Chennai Mathematical Institute


3.30 pm, Seminar Hall
Are we analyzing microbiome data correctly? CoMicZ: A novel statistical framework to characterize microbial composition

Siddhartha Mandal
Department of Genes and Environment, Norwegian Institute of Public Health, Oslo, Norway.


Complex ensembles of microbial phylotypes (collectively ‚'microbiota') are critical components of many ecological systems. Microbiome data have several special features and understanding the associations between various factors and microbial taxa composition requires a suitable probability model and a statistical framework.

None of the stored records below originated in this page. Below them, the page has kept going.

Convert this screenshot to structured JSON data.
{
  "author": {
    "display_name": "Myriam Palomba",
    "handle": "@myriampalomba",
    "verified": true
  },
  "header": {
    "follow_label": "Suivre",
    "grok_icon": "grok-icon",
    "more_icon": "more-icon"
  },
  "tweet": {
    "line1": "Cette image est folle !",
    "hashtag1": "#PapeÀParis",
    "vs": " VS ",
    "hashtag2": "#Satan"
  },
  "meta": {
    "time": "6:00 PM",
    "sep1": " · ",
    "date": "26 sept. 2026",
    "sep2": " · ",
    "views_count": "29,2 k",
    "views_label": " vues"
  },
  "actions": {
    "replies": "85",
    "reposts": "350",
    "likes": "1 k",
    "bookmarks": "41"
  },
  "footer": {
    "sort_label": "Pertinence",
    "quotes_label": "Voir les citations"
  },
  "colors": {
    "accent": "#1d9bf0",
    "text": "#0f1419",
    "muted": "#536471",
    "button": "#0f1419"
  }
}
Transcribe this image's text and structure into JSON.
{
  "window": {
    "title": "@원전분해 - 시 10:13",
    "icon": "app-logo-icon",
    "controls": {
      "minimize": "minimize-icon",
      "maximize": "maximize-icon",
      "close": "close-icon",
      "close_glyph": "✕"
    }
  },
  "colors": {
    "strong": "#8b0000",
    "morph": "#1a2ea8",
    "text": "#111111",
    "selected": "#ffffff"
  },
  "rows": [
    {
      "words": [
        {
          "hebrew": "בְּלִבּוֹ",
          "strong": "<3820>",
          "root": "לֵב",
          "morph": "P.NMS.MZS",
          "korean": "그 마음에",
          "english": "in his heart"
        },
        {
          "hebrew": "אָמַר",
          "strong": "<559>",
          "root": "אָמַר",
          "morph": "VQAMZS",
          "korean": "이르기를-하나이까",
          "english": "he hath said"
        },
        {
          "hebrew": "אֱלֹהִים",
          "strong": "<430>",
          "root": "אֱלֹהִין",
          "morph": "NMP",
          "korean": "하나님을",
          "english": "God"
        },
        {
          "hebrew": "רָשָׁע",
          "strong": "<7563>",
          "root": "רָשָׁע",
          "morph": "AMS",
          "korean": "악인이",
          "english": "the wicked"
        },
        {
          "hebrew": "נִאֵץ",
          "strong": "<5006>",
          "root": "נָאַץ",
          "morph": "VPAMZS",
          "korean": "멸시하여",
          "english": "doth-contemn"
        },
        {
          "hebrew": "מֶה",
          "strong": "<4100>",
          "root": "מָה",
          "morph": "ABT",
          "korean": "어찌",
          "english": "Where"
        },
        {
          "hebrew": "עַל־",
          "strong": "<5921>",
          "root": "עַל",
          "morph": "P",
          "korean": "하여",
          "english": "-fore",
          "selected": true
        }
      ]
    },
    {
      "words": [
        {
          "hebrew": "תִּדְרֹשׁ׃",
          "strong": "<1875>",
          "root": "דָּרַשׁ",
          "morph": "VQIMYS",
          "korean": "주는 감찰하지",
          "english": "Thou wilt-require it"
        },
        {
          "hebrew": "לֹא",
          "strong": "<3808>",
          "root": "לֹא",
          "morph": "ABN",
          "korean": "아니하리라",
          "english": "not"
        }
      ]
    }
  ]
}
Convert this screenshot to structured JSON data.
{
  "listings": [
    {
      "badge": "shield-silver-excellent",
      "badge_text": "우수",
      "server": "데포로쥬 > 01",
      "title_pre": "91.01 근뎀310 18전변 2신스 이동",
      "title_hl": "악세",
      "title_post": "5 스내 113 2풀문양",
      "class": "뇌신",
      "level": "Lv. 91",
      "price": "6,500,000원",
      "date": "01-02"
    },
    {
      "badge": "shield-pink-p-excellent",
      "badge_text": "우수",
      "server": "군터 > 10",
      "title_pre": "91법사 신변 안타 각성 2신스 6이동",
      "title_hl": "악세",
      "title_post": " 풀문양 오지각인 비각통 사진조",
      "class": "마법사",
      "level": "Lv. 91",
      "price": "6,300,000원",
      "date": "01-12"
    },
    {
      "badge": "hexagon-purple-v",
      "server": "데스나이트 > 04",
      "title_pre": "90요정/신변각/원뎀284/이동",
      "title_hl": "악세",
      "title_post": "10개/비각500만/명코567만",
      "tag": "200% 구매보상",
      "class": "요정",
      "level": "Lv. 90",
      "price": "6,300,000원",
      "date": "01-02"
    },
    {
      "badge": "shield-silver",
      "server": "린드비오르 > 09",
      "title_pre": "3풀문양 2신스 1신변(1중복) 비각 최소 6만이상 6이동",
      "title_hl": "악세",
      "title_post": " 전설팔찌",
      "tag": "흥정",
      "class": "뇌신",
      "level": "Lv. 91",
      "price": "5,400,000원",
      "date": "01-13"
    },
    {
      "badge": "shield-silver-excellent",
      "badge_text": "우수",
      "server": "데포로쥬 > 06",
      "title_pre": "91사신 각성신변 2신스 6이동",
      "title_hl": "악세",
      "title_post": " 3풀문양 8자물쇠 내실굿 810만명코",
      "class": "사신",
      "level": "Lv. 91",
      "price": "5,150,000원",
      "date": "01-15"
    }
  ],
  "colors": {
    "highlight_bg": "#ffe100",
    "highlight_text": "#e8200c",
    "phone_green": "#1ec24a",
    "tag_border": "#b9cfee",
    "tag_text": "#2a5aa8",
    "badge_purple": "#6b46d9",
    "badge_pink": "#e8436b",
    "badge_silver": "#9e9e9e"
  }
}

Current approaches either discount the underlying compositional structure in microbiome data or inappropriately account for the underlying structure using ad-hoc normalization procedures, both of which may potentially result in incorrect interpretation of the data. In this talk, using synthetic data we demonstrate that some of the existing methods, such as ZIG [Paulson et al., Nature Methods, 2013], which do not suitably account for the underlying structure, have unacceptably high false discovery rates (FDR) (as high as 40% in some cases) accompanied by very small power (as small as 5%). We also introduce a novel statistical frame work (CoMicZ) that accounts for the structure and constraints in the data. The resulting methodology can be used for performing a broad range of analyses, such as, comparisons of microflora between two or more populations, estimation of taxa compositions with associated trends, covariate adjusted analyses, and prediction analysis (e.g. predicting disease status). Our simulation studies reveal that CoMicZ controls FDR at the desired nominal level (5%) with a substantial gain in power in comparison to ZIG (for example, 73% power for CoMicZ vs. only 21% for ZIG). Lastly CoMicZ can also be used for performing model diagnostics such as detecting outliers, influential observations in the data. The proposed methodology is illustrated using publicly available 16S rRNA human gut microbiome data and a 16S rRNA soil microbiome data.